The beginning sequences with her driving around talking to people and then the very ethereal and weird scenes of the abducted men are compelling and interesting, despite the sparseness. Once Johansson begins to connect with humanity, however, the movie begins to lose a bit of steam for me. It’s a very, very slow movie with a runtime of 1hr 48min, and there’s far too much time from this point forward until the end and very little in the way of narrative but a lot in the way of scenes. What’s interesting is interesting, but they’re mere pockets throughout an otherwise empty landscape.

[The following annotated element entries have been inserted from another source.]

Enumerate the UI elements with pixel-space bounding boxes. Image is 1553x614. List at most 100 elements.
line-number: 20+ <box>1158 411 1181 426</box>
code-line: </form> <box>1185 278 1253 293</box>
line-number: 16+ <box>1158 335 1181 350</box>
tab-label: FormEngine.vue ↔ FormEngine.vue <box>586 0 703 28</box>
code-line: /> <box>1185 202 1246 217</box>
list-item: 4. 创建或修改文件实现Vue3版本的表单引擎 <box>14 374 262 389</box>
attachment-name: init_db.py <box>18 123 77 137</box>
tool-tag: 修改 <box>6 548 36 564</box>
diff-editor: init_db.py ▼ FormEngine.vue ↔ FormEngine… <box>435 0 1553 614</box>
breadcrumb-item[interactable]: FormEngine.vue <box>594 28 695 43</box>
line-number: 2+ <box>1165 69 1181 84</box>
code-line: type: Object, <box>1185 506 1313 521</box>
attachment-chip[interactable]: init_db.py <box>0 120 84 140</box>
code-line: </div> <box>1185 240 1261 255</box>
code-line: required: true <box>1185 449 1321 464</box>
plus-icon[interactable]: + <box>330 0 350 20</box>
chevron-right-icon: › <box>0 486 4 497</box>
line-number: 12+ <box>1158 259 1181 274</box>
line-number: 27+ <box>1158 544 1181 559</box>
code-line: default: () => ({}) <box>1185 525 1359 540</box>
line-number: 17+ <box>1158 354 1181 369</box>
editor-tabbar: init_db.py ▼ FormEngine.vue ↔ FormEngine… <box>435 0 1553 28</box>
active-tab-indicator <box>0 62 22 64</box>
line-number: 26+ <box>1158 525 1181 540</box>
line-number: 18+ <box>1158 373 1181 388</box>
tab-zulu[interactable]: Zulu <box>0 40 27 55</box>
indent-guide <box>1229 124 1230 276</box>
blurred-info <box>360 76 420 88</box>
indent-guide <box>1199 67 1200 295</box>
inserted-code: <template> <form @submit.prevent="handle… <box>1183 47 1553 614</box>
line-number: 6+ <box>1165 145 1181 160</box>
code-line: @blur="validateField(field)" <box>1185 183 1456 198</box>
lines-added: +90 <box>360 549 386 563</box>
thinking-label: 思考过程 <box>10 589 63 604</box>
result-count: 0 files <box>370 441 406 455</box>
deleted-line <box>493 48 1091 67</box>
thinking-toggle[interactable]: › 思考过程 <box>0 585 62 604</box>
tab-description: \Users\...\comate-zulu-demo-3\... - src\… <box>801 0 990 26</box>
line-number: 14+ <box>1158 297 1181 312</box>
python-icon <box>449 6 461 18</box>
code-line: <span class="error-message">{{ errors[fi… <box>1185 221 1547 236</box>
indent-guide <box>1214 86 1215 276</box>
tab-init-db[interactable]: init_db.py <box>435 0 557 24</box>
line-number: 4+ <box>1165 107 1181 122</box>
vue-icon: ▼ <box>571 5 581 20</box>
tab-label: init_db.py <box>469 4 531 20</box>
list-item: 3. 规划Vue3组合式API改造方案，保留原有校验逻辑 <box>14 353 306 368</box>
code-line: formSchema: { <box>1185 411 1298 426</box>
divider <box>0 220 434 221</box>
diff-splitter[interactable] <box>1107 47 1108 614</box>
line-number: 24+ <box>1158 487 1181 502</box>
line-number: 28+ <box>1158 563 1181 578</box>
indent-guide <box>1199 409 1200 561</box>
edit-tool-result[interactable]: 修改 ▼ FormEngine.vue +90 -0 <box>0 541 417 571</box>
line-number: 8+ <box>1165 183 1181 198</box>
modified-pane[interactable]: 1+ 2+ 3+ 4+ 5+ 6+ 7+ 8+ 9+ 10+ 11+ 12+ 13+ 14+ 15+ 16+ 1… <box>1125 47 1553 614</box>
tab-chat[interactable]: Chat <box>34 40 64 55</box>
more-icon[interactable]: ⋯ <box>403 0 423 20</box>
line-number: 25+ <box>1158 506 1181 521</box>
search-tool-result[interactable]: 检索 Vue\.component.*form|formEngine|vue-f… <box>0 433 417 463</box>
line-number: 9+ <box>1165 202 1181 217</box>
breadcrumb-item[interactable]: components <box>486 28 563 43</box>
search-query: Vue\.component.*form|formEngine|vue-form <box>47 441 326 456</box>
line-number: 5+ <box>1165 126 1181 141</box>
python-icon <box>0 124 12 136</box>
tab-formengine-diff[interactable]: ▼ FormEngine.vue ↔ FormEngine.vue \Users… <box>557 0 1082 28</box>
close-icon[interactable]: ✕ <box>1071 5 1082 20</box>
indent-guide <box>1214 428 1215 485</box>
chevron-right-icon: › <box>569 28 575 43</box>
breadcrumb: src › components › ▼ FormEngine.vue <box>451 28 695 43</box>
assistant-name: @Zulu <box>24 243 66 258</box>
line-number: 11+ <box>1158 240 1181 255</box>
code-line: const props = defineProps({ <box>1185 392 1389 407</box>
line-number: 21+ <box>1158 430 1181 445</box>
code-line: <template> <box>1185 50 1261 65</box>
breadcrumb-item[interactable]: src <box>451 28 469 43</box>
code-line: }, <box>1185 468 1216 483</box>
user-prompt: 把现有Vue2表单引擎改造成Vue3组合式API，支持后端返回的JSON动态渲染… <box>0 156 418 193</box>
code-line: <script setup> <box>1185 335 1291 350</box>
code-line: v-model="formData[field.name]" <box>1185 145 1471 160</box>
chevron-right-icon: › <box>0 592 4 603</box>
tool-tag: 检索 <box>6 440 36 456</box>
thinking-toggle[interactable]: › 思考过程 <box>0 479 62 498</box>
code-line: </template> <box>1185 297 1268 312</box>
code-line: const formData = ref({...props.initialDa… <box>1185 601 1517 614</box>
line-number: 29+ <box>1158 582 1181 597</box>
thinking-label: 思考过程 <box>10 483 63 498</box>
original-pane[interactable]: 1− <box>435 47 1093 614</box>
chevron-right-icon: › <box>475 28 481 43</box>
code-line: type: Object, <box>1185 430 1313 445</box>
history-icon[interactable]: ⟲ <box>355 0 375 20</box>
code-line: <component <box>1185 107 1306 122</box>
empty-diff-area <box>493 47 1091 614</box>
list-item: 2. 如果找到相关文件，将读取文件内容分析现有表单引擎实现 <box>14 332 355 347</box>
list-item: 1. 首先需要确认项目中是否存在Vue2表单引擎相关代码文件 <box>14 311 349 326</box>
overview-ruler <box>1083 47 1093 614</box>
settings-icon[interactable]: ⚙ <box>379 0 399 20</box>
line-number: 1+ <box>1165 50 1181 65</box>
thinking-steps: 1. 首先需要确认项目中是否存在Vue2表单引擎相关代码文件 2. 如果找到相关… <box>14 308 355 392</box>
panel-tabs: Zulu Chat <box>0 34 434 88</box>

This is not to say Scarlett Johansson’s performance isn’t excellent, because it patently is. She does arguably the best acting of her career in Under the Skin, managing to effectively appear alien and disconnected with the world around her, then acting like a human for the purposes of seduction, and then going back to alien. It’s a masterclass in subtlety. It’s very common and easy to say that when an actress does as much nudity in a film as Johansson does in this one that they’re being “brave,” but it’s hard to argue with the way she manages to act completely unencumbered and uninhibited. There’s a scene where she examines herself in the mirror that really does feel like a being trying to understand itself.
Overall, Under the Skin is much more impressive in idea than execution, despite a truly brilliant lead performance and some effective and creepy alien visuals. It’s just a bit too sparse and a bit underdeveloped as a result.
The Blu-ray contains 45 minutes’ worth of making-of material which is interesting, but probably not worthy of the time its given… kind of like the movie itself.